Takeo Adachi, artiste né et formé à Kyoto, l’ancienne capitale, emblématique des valeurs du Japon de la tradition, au patrimoine naturel, architectural et artistique éblouissant, n’est pas un personnage banal. Après avoir quitté son pays et visité les Etats-Unis et la Grande–Bretagne, où il parfait sa formation, c’est à Paris qu’il décide de s’établir. Paris, centre important de l’abstraction gestuelle, de l’art informel, qui a influencé et inspiré certains artistes japonais après 1945. Ils y voyaient un écho de leurs traditions calligraphiques. L’artiste y réside depuis 1988.
Dans la ville toujours magnétique au passé prestigieux, il y épanouit son art, tout de rigueur, de clarté, puisé aux valeurs spirituelles essentielles. Une grande feuille blanche, des crayons, des pierres, qu’il dispose dans son atelier à la manière d’un moine zen, créant son jardin minéral. C’est à peu près tout. La pierre brute, aux arêtes effilées et tranchantes, ou arrondie en forme féminine, la pierre qu’il dessine, en virtuose, comme diamant éclos du néant.
Passivité, permanence, solidité de la matière- jaillissement de la lumière. Apparition- disparition. Fini et infini. Son art est une ascèse, une quête alchimique du vrai métaphysique. De celle qui transforme un être, le reliant à la chaine sans fin de ceux d’avant, à ceux d’après. Témoignage de la beauté extatique du réel, sur une arête fine, à la limite du maniérisme, séduction technique facile. Il n’y tombe pas néanmoins. Pierre, caressée de lumière, profondeurs des ombres, exaltation des volumes, présence têtue, magique. La corde apparaît bientôt, comme une nécessité intérieure, encore inconsciente. Tension de l’organique et de l’inorganique.
Takeo Adachi n’a cure du tournis vertigineux d’un certain art contemporain, avide d’un nouveau formel, de nouvelles icones, de séductions passagères, de superficialités mondaines, Lui, il nous dit l’important. La pesanteur et la grâce. La présence matérielle aux prises avec le vide, le néant. Comment rassembler l’esprit dans la contemplation du Vrai ? Par l’ascèse, la méditation, l’imperturbabilité, gage de sagesse, de sérénité.
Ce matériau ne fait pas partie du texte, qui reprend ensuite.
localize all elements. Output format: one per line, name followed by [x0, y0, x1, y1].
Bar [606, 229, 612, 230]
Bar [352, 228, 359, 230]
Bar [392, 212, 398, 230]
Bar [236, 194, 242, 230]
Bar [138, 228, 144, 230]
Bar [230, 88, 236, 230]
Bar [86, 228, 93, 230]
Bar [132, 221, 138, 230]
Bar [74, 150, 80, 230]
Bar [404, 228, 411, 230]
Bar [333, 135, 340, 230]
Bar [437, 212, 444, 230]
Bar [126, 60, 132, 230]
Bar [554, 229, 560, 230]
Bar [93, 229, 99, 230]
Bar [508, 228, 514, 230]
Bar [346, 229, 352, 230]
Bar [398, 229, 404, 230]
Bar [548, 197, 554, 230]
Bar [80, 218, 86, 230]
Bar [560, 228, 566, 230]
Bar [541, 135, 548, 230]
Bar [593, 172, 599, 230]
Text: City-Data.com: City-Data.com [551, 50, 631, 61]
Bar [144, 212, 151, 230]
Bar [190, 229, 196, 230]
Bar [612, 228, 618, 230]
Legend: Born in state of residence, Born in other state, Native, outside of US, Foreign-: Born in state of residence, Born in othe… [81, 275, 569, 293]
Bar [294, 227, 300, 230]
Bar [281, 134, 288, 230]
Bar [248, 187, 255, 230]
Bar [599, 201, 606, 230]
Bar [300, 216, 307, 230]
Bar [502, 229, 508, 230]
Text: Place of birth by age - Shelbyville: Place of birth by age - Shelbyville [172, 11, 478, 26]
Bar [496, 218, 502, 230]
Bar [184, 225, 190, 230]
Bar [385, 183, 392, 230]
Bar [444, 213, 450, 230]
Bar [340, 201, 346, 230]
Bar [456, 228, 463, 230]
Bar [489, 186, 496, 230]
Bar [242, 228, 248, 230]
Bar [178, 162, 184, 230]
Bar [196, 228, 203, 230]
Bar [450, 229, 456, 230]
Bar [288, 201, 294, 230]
IL y a plusieurs niveaux de perception de l’Art de Takéo Adachi, comme de tout art authentique du reste, qui est interprétation et non imitation du réel ou de la nature. La séduction des lumières et des ombres, imprégnant, pierres, branches ou cordes, donnant vie et profondeur aux objets, la virtuosité ingresque du dessin, peuvent fasciner tout un chacun, au premier degré. Mais comme dans la progression du bouddhiste zen vers la sagesse et le nirvana, un autre monde, idéel, cette fois nous apparaît peu à peu.
Les pierres rondes, posées en cercle, comme suspendues dans la lumière, deviennent symbole de force, de permanence, d’unité, d’harmonie, d’équilibre. Celles qui jouent avec la branche, de tension avec l’organique, plus vulnérable. La corde verticale comme un destin cruel et inflexible qui enserre la pierre, fruit captif. Allégorie de l’autorité et de la servitude, de l’étouffement des libertés. La foule des métaphores se presse aux portes de l’imaginaire.
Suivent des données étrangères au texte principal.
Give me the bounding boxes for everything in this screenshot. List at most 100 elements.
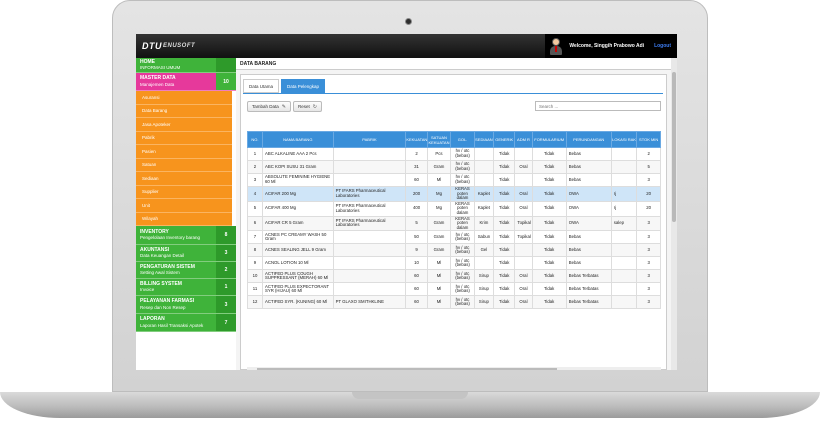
vertical-scroll-thumb[interactable] bbox=[672, 72, 676, 222]
sidebar-menu-item[interactable]: BILLING SYSTEM Invoice 1 bbox=[136, 279, 236, 296]
table-row[interactable]: 9 ACNOL LOTION 10 Ml 10 Ml hv / otc (bebas) T… bbox=[247, 256, 661, 271]
table-row[interactable]: 2 ABC KOPI SUSU 31 Gram 31 Gram hv / otc (be… bbox=[247, 160, 661, 174]
page-title: DATA BARANG bbox=[236, 58, 677, 70]
table-cell: hv / otc (bebas) bbox=[450, 160, 475, 174]
search-input[interactable] bbox=[535, 101, 661, 111]
table-cell bbox=[610, 256, 638, 271]
table-cell bbox=[332, 243, 407, 258]
horizontal-scrollbar[interactable] bbox=[247, 367, 661, 370]
table-cell: 20 bbox=[636, 200, 661, 217]
sidebar-menu-item[interactable]: LAPORAN Laporan Hasil Transaksi Apotek 7 bbox=[136, 314, 236, 332]
table-cell: 3 bbox=[636, 256, 661, 271]
column-header[interactable]: NAMA BARANG bbox=[261, 131, 334, 148]
sidebar: HOME INFORMASI UMUM MASTER DATA Manajemen D… bbox=[136, 58, 236, 370]
vertical-scrollbar[interactable] bbox=[671, 58, 677, 370]
sidebar-menu-text: BILLING SYSTEM Invoice bbox=[136, 281, 216, 293]
sidebar-menu-item[interactable]: PELAYANAN FARMASI Resep dan Non Resep 3 bbox=[136, 296, 236, 314]
table-cell: ABSOLUTE FEMININE HYGIENE 60 Ml bbox=[261, 173, 334, 187]
sidebar-menu-text: HOME INFORMASI UMUM bbox=[136, 59, 216, 71]
welcome-text: Welcome, Singgih Prabowo Adi bbox=[569, 43, 645, 49]
table-cell: 10 bbox=[405, 256, 428, 271]
sidebar-menu-subtitle: Resep dan Non Resep bbox=[140, 304, 186, 310]
data-table: NO. NAMA BARANG PABRIK KEKUATAN SATUAN KEKUA… bbox=[247, 131, 661, 310]
table-row[interactable]: 4 ACIFAR 200 Mg PT IFARS Pharmaceutical La… bbox=[247, 186, 661, 202]
sidebar-menu-text: INVENTORY Pengelolaan Inventory barang bbox=[136, 229, 216, 241]
column-header[interactable]: GOL. bbox=[450, 131, 475, 148]
sidebar-subitem[interactable]: Data Barang bbox=[136, 104, 232, 118]
column-header[interactable]: SEDIAAN bbox=[473, 131, 495, 148]
table-row[interactable]: 11 ACTIFED PLUS EXPECTORANT SYR (HIJAU) 6… bbox=[247, 282, 661, 297]
sidebar-subitem[interactable]: Pasien bbox=[136, 145, 232, 159]
table-row[interactable]: 5 ACIFAR 400 Mg PT IFARS Pharmaceutical La… bbox=[247, 200, 661, 217]
top-bar: DTU ENUSOFT Welcome, Singgih Prabowo Adi… bbox=[136, 34, 677, 58]
table-cell: 1 bbox=[247, 147, 263, 161]
laptop-notch bbox=[352, 392, 468, 399]
sidebar-subitem[interactable]: Asuransi bbox=[136, 91, 232, 105]
table-cell: Tidak bbox=[531, 295, 567, 310]
table-cell: PT IFARS Pharmaceutical Laboratories bbox=[332, 215, 407, 232]
webcam-icon bbox=[405, 18, 412, 25]
table-cell: Bebas bbox=[565, 173, 612, 187]
table-cell: hv / otc (bebas) bbox=[450, 295, 475, 310]
table-row[interactable]: 7 ACNES PC CREAMY WASH 50 Gram 50 Gram hv / … bbox=[247, 230, 661, 245]
table-row[interactable]: 1 ABC ALKALINE AAA 2 Pcs 2 Pcs hv / otc (beb… bbox=[247, 147, 661, 161]
table-cell: Tidak bbox=[493, 230, 516, 245]
sidebar-menu-title: LAPORAN bbox=[140, 316, 165, 322]
table-cell: 3 bbox=[636, 173, 661, 187]
table-cell: 3 bbox=[247, 173, 263, 187]
sidebar-menu-subtitle: Manajemen Data bbox=[140, 81, 175, 87]
sidebar-menu-item[interactable]: AKUNTANSI Data Keuangan Detail 3 bbox=[136, 245, 236, 262]
table-cell: Krim bbox=[473, 215, 495, 232]
table-row[interactable]: 10 ACTIFED PLUS COUGH SUPPRESSANT (MERAH)… bbox=[247, 269, 661, 284]
app-logo[interactable]: DTU ENUSOFT bbox=[142, 41, 195, 51]
table-cell: KERAS poten dalam bbox=[450, 215, 475, 232]
column-header[interactable]: PERUNDANGAN bbox=[565, 131, 612, 148]
reset-button[interactable]: Reset ↻ bbox=[293, 101, 322, 112]
tab-data-utama[interactable]: Data Utama bbox=[243, 79, 280, 93]
sidebar-subitem[interactable]: Satuan bbox=[136, 158, 232, 172]
table-cell bbox=[514, 243, 533, 258]
sidebar-subitem[interactable]: Unit bbox=[136, 199, 232, 213]
table-row[interactable]: 6 ACIFAR CR 5 Gram PT IFARS Pharmaceutical… bbox=[247, 215, 661, 232]
table-cell: 2 bbox=[636, 147, 661, 161]
column-header[interactable]: SATUAN KEKUATAN bbox=[426, 131, 452, 148]
column-header[interactable]: FORMULARIUM bbox=[531, 131, 567, 148]
sidebar-subitem[interactable]: Pabrik bbox=[136, 131, 232, 145]
table-cell bbox=[332, 147, 407, 161]
table-cell: 9 bbox=[405, 243, 428, 258]
table-cell: 9 bbox=[247, 256, 263, 271]
sidebar-menu-item[interactable]: INVENTORY Pengelolaan Inventory barang 8 bbox=[136, 226, 236, 245]
table-header-row: NO. NAMA BARANG PABRIK KEKUATAN SATUAN KEKUA… bbox=[247, 131, 661, 148]
horizontal-scroll-thumb[interactable] bbox=[257, 368, 557, 370]
table-cell bbox=[473, 147, 495, 161]
sidebar-menu-item[interactable]: MASTER DATA Manajemen Data 10 bbox=[136, 73, 236, 91]
column-header[interactable]: STOK MIN bbox=[636, 131, 661, 148]
table-cell: Bebas Terbatas bbox=[565, 282, 612, 297]
app-screen: DTU ENUSOFT Welcome, Singgih Prabowo Adi… bbox=[136, 34, 677, 370]
table-row[interactable]: 8 ACNES SEALING JELL 9 Gram 9 Gram hv / otc … bbox=[247, 243, 661, 258]
column-header[interactable]: ADM R bbox=[514, 131, 533, 148]
sidebar-menu-subtitle: Laporan Hasil Transaksi Apotek bbox=[140, 322, 204, 328]
add-data-button[interactable]: Tambah Data ✎ bbox=[247, 101, 291, 112]
column-header[interactable]: KEKUATAN bbox=[405, 131, 428, 148]
sidebar-menu-item[interactable]: HOME INFORMASI UMUM bbox=[136, 58, 236, 73]
sidebar-subitem[interactable]: Supplier bbox=[136, 185, 232, 199]
column-header[interactable]: LOKASI RAK bbox=[610, 131, 638, 148]
sidebar-menu-badge: 8 bbox=[216, 226, 236, 244]
table-cell: Oral bbox=[514, 160, 533, 174]
sidebar-subitem[interactable]: Jasa Apoteker bbox=[136, 118, 232, 132]
column-header[interactable]: NO. bbox=[247, 131, 263, 148]
table-row[interactable]: 12 ACTIFED SYR. (KUNING) 60 Ml PT GLAXO SM… bbox=[247, 295, 661, 310]
sidebar-menu-item[interactable]: PENGATURAN SISTEM Setting Awal Sistem 2 bbox=[136, 262, 236, 279]
table-cell: Ml bbox=[426, 269, 452, 284]
tab-data-pelengkap[interactable]: Data Pelengkap bbox=[281, 79, 326, 93]
sidebar-subitem[interactable]: Sediaan bbox=[136, 172, 232, 186]
table-cell: PT GLAXO SMITHKLINE bbox=[332, 295, 407, 310]
table-row[interactable]: 3 ABSOLUTE FEMININE HYGIENE 60 Ml 60 Ml hv /… bbox=[247, 173, 661, 187]
column-header[interactable]: GENERIK bbox=[493, 131, 516, 148]
sidebar-subitem[interactable]: Wilayah bbox=[136, 212, 232, 226]
logout-link[interactable]: Logout bbox=[654, 43, 671, 49]
column-header[interactable]: PABRIK bbox=[332, 131, 407, 148]
table-cell: Tidak bbox=[531, 269, 567, 284]
table-cell: 3 bbox=[636, 215, 661, 232]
A cette méditation sur le microcosme, le macrocosme, les moines bouddhistes zen, du XIII ème siècles déjà, à Kyoto, proposaient un support matériel. Ce sont les fameux jardins zen japonais. Quelques roches mises en scène, dans une immensité de sable blanc, régulièrement ratissé. Elles deviennent sommets montagneux, surplombant le mouvement infini des vagues de la mer. Méditation éternelle sur l’impermanence de la nature. Takéo est le digne passeur contemporain de ces valeurs ancestrales, de la sagesse bouddhiste du Grand Véhicule, projet philosophique, religieux, avec ses propositions de vie, qui a essaimé dans son pays au premier millénaire de l’ère chrétienne occidentale.
C’est à une alchimie de l’éveil, à une méditation sur le Vrai, enlevée l’écorce de l’apparence que nous convient donc les œuvres de Takéo Adachi. Dans ses merveilleux dessins aux formats variés, l’artiste nous propose une immersion dans ses paysages mentaux, qu’il nous fait partager. Promenades au pays des pensées essentielles, méditation sur notre destin humain et sur notre dur désir de durer.